Firstly, let’s look at all the non-privileged users in Sampling Unit A. After filtering all the privileged users from Sampling Unit A, we have 277,350 users. This gives us Sampling Unit B. After which, I called a pseudorandom function in the database to shuffle Sampling Unit B like a deck of cards and draw the first 300 names. These 300 names are non-privileged users that are passed on to Sampling Unit C.

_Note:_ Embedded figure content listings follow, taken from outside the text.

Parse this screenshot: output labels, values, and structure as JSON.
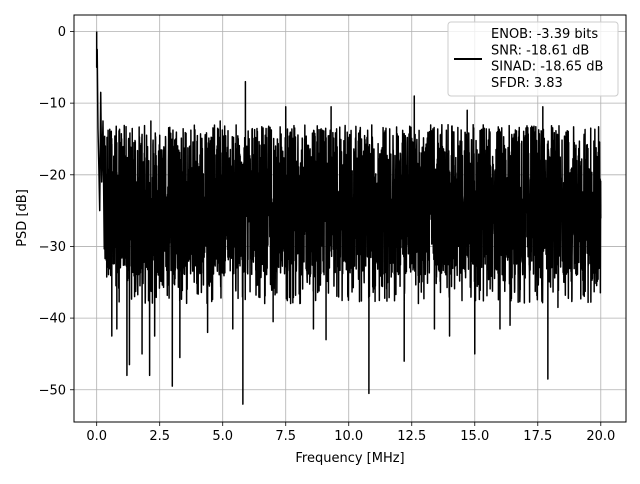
{
  "chart_data": {
    "type": "line",
    "title": "",
    "xlabel": "Frequency [MHz]",
    "ylabel": "PSD [dB]",
    "xlim": [
      -0.9,
      21.0
    ],
    "ylim": [
      -54.5,
      2.3
    ],
    "xticks": [
      0.0,
      2.5,
      5.0,
      7.5,
      10.0,
      12.5,
      15.0,
      17.5,
      20.0
    ],
    "xtick_labels": [
      "0.0",
      "2.5",
      "5.0",
      "7.5",
      "10.0",
      "12.5",
      "15.0",
      "17.5",
      "20.0"
    ],
    "yticks": [
      0,
      -10,
      -20,
      -30,
      -40,
      -50
    ],
    "ytick_labels": [
      "0",
      "−10",
      "−20",
      "−30",
      "−40",
      "−50"
    ],
    "grid": true,
    "legend_position": "top-right",
    "series": [
      {
        "name": "ENOB: -3.39 bits\nSNR: -18.61 dB\nSINAD: -18.65 dB\nSFDR: 3.83",
        "color": "#000000",
        "x_range": [
          0,
          20
        ],
        "noise_floor_db": -22,
        "noise_upper_envelope_db": -15,
        "noise_lower_typical_db": -34,
        "peak": {
          "x": 0.0,
          "y": 0.0
        },
        "near_dc_points": [
          {
            "x": 0.0,
            "y": -5.0
          },
          {
            "x": 0.02,
            "y": -2.5
          },
          {
            "x": 0.05,
            "y": -13.5
          },
          {
            "x": 0.09,
            "y": -19.5
          },
          {
            "x": 0.12,
            "y": -25.0
          },
          {
            "x": 0.16,
            "y": -8.5
          },
          {
            "x": 0.2,
            "y": -21.0
          },
          {
            "x": 0.25,
            "y": -12.5
          }
        ],
        "notable_maxima": [
          {
            "x": 2.15,
            "y": -12.5
          },
          {
            "x": 4.9,
            "y": -12.5
          },
          {
            "x": 5.9,
            "y": -7.0
          },
          {
            "x": 7.5,
            "y": -10.5
          },
          {
            "x": 9.3,
            "y": -10.5
          },
          {
            "x": 12.6,
            "y": -9.0
          },
          {
            "x": 14.7,
            "y": -11.0
          },
          {
            "x": 17.7,
            "y": -10.5
          }
        ],
        "notable_minima": [
          {
            "x": 0.6,
            "y": -42.5
          },
          {
            "x": 0.8,
            "y": -41.5
          },
          {
            "x": 1.2,
            "y": -48.0
          },
          {
            "x": 1.3,
            "y": -46.5
          },
          {
            "x": 1.8,
            "y": -45.0
          },
          {
            "x": 2.1,
            "y": -48.0
          },
          {
            "x": 2.3,
            "y": -42.5
          },
          {
            "x": 3.0,
            "y": -49.5
          },
          {
            "x": 3.3,
            "y": -45.5
          },
          {
            "x": 4.4,
            "y": -42.0
          },
          {
            "x": 5.4,
            "y": -41.5
          },
          {
            "x": 5.8,
            "y": -52.0
          },
          {
            "x": 7.0,
            "y": -40.5
          },
          {
            "x": 8.6,
            "y": -41.5
          },
          {
            "x": 9.1,
            "y": -43.0
          },
          {
            "x": 10.8,
            "y": -50.5
          },
          {
            "x": 12.2,
            "y": -46.0
          },
          {
            "x": 13.4,
            "y": -41.5
          },
          {
            "x": 14.0,
            "y": -42.5
          },
          {
            "x": 15.0,
            "y": -45.0
          },
          {
            "x": 16.0,
            "y": -41.5
          },
          {
            "x": 16.4,
            "y": -41.0
          },
          {
            "x": 17.9,
            "y": -48.5
          },
          {
            "x": 18.3,
            "y": -38.5
          }
        ]
      }
    ]
  }
}
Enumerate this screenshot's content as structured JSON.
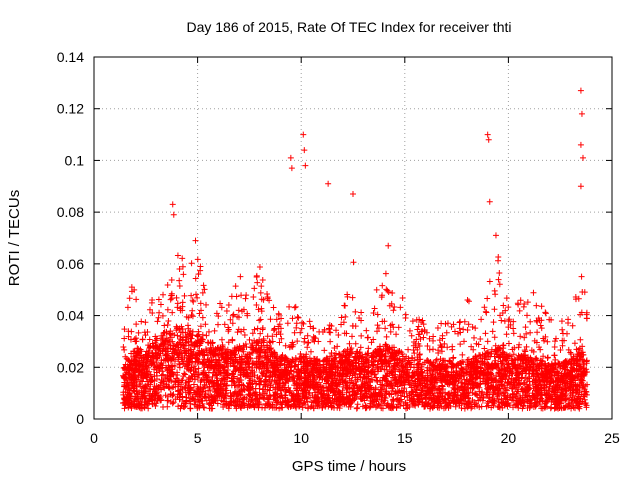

Secondly, we want to find out how many privileged users exist in Sampling Unit A. The query shows that 1,073 privileged users exist in Sampling Unit A. Again, I called the pseudorandom function to shuffle these 1,073 names and draw the first 300. These 300 names are privileged users who are passed on to Sampling Unit C.

Our final result:
Sampling Unit C has a total of 600 usernames, divided equally between privileged and non-privileged users (300 in each group). Direct invitations are extended to Sampling Unit C over the weekend of Mar 3-4, 2007.

Technicalities

edit

The problem is, as I have stated on my user page, the data import is really taking a long time. Specifically, I am importing the data from the stub dump [stub-meta-history.xml.gz] of 3.1 GB. In contrast to the earlier file mentioned in the Section 'Sample Selection', this data file contains the entire history of all edits made prior to Nov 2006. This explains why I require survey participants to have registered their accounts before Jan 2006, so that I can track their edits made leading up to Nov 2006. After uncompressing the file, it ballooned up to a size of 20+ GB and after running it though the mwdumper tool, the data file shrinks to 10+ GB and it is finally ready for insertion into the database. Please do not be concerned with the variance in file size -- no data is lost; this is expected when you convert a .xml file (a structured human-readable file which requires more redundant data) to a .sql file. And so, the data import has been ongoing since Jan 12, 2007, that means it has been running for 50 days now (as at Mar 4).